Struktur tugas secara operasional adalah prosedur
pengoperasian yang standar untuk menyelesaikan tugas atau sampai tingkat mana
penugasan pekerjaan
diprosedurkan (terstruktur atau tidak terstruktur). Dari
hasil penelitiannya bisa dibuktikan bahwa jika struktur tugas yang terstruktur
dengan baik akan memberikan situasi yang menguntungkan bagi pemimpin, karena
pemimpin akan lebih mudah memonitor dan mempengaruhi perilaku bawahannya pada
tugas yang terstruktur tinggi (Mardiana, 2003).
Dengan adanya tingkat kematangan atau penguasaan tugas
pekerjaan bawahan dan didukung dengan kejelasan tugas dan prosedur pelaksanaan
tugas yang baik akan dicapainya suatu tujuan organisasi. Dengan demikian
memudahkan pemimpin dalam memberikan pengarahan dalam penyelesaian tugasnya
untuk mencapai tujuan (Sunarto, et. al., 2003).
Kekuatan posisi pemimpin merupakan sejauh mana seorang
pemimpin untuk mengevaluasi kinerja para bawahan dan mengurus imbalan-imbalan
dan hukuman (Yukl, 1998). Semakin besar kekuasaan formal seorang pemimpin untuk
memberikan hukuman dan penghargaan maka kontrol pemimpin
semakin kuat, dan hal ini membuat situasi semakin menguntungkan.
Lebih lanjut Mardiana (2003) menyatakan bahwa pemimpin yang
mempunyai kekuatan pengaruh yang besar, pemimpin tersebut memiliki mempunyai
hak untuk memerintah, menilai, menghargai dan menghukum bawahannya. Dengan
wewenang dan kekuasaan penuh pemimpin untuk memberi
instruksi bawahan, mengambil
keputusan, membuat kebijaksanaan akan membantu pemimpin dalam menyelesaikan
masalah, dengan mana permasalahan dipandang dari pengalaman masa lalu dan akan
memudahkan pemimpin untuk mencapai tujuan organisasi yang menjadi
tanggungjawabnya.
Sesuai dengan Peraturan Bupati Karo Nomor 177 Tahun 2008
Pasal 31 tentang Badan Kepagawaian, Pendidikan dan Pelatihan mempunyai tugas
melaksanakan penyusunan dan pelaksanaan kebijakan daerah di bidang Pengelolaan
Kepegawaian, Pendidikan dan Pelatihan Kepegawaian yang bersifat spesifik.

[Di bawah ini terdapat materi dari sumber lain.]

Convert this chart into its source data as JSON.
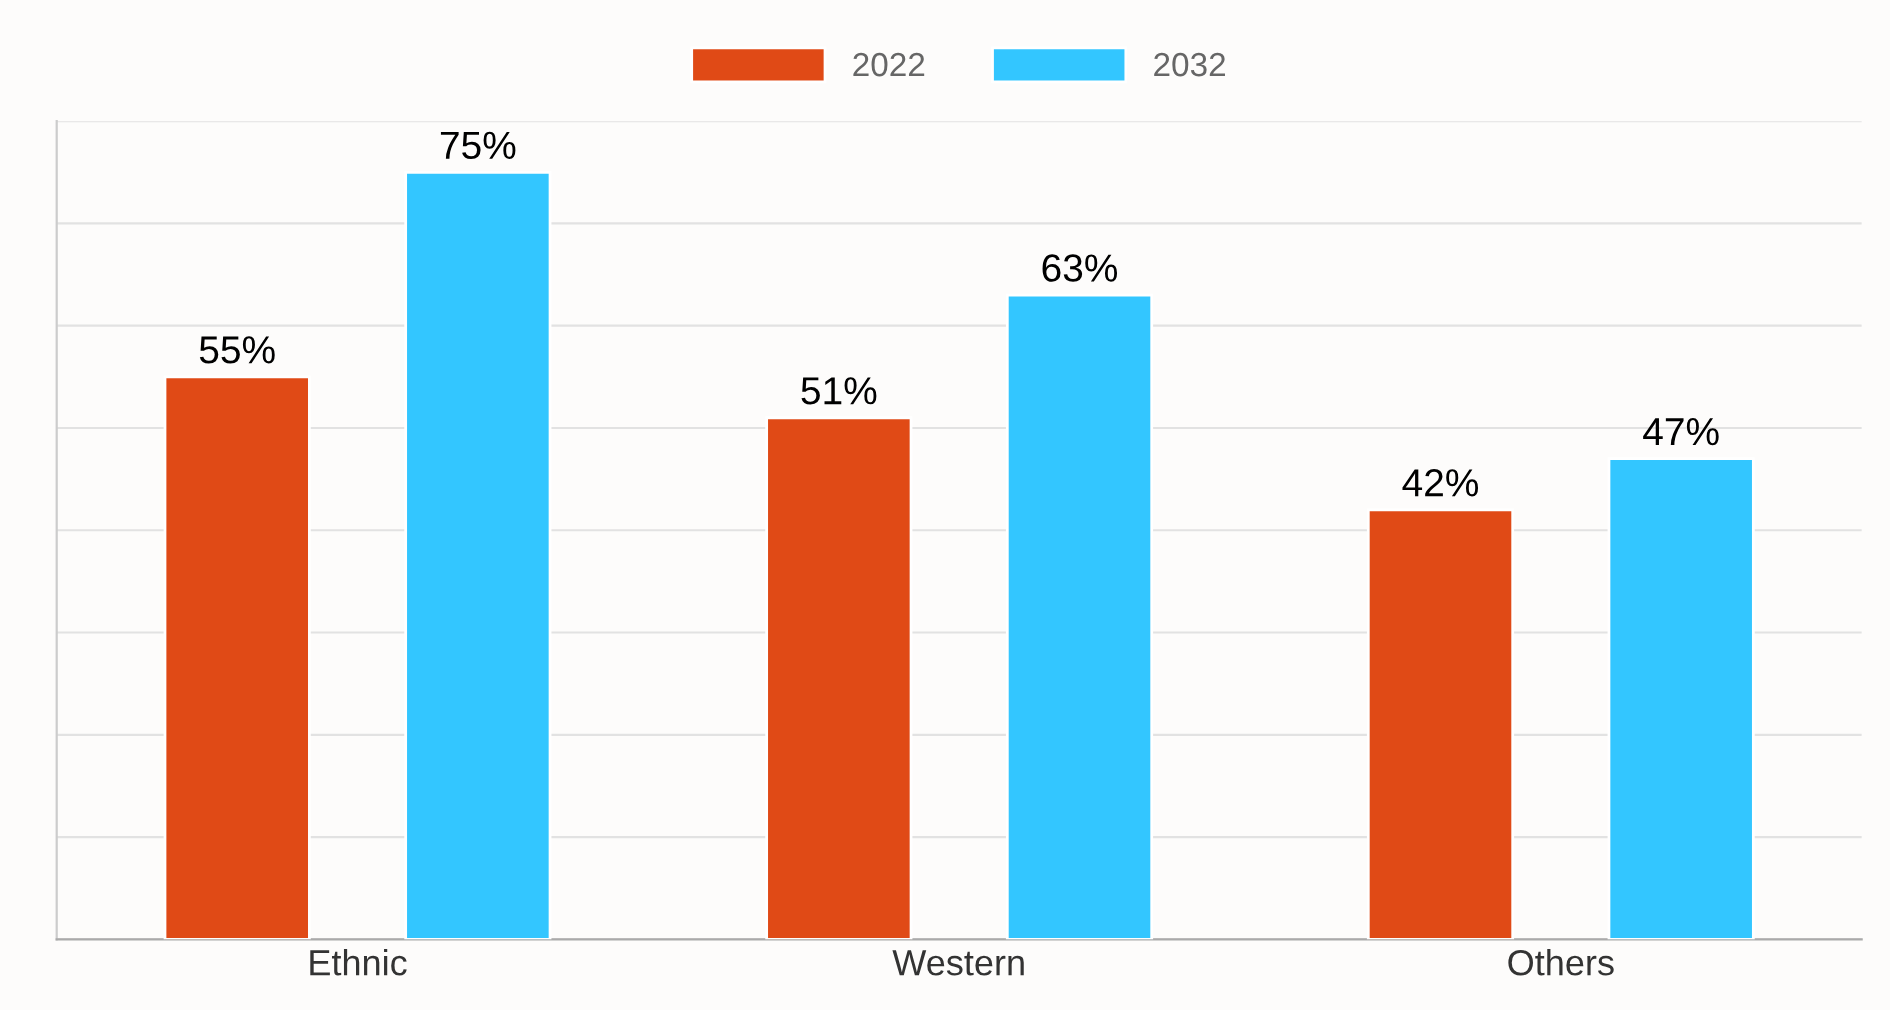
{
  "chart_data": {
    "type": "bar",
    "categories": [
      "Ethnic",
      "Western",
      "Others"
    ],
    "series": [
      {
        "name": "2022",
        "color": "#e04a16",
        "values": [
          55,
          51,
          42
        ],
        "value_labels": [
          "55%",
          "51%",
          "42%"
        ]
      },
      {
        "name": "2032",
        "color": "#33c6ff",
        "values": [
          75,
          63,
          47
        ],
        "value_labels": [
          "75%",
          "63%",
          "47%"
        ]
      }
    ],
    "ylim": [
      0,
      80
    ],
    "yticks": [
      {
        "value": 0,
        "label": null
      },
      {
        "value": 10,
        "label": null
      },
      {
        "value": 20,
        "label": null
      },
      {
        "value": 30,
        "label": null
      },
      {
        "value": 40,
        "label": null
      },
      {
        "value": 50,
        "label": null
      },
      {
        "value": 60,
        "label": null
      },
      {
        "value": 70,
        "label": null
      },
      {
        "value": 80,
        "label": null
      }
    ],
    "grid": "y",
    "legend": "top"
  }
}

Dalam melaksanakan tugas pokok, Badan Kepegawaian, Pendidikan
dan Pelatihan Kabupaten Karo menyelenggarakan fungsi sebagai berikut:
a. Perumusan kebijakan teknis sesuai
dengan lingkup tugasnya.
b. Pemberian dukungan atas
penyelenggaraan Pemerintahan Daerah sesuai dengan lingkup tugasnya.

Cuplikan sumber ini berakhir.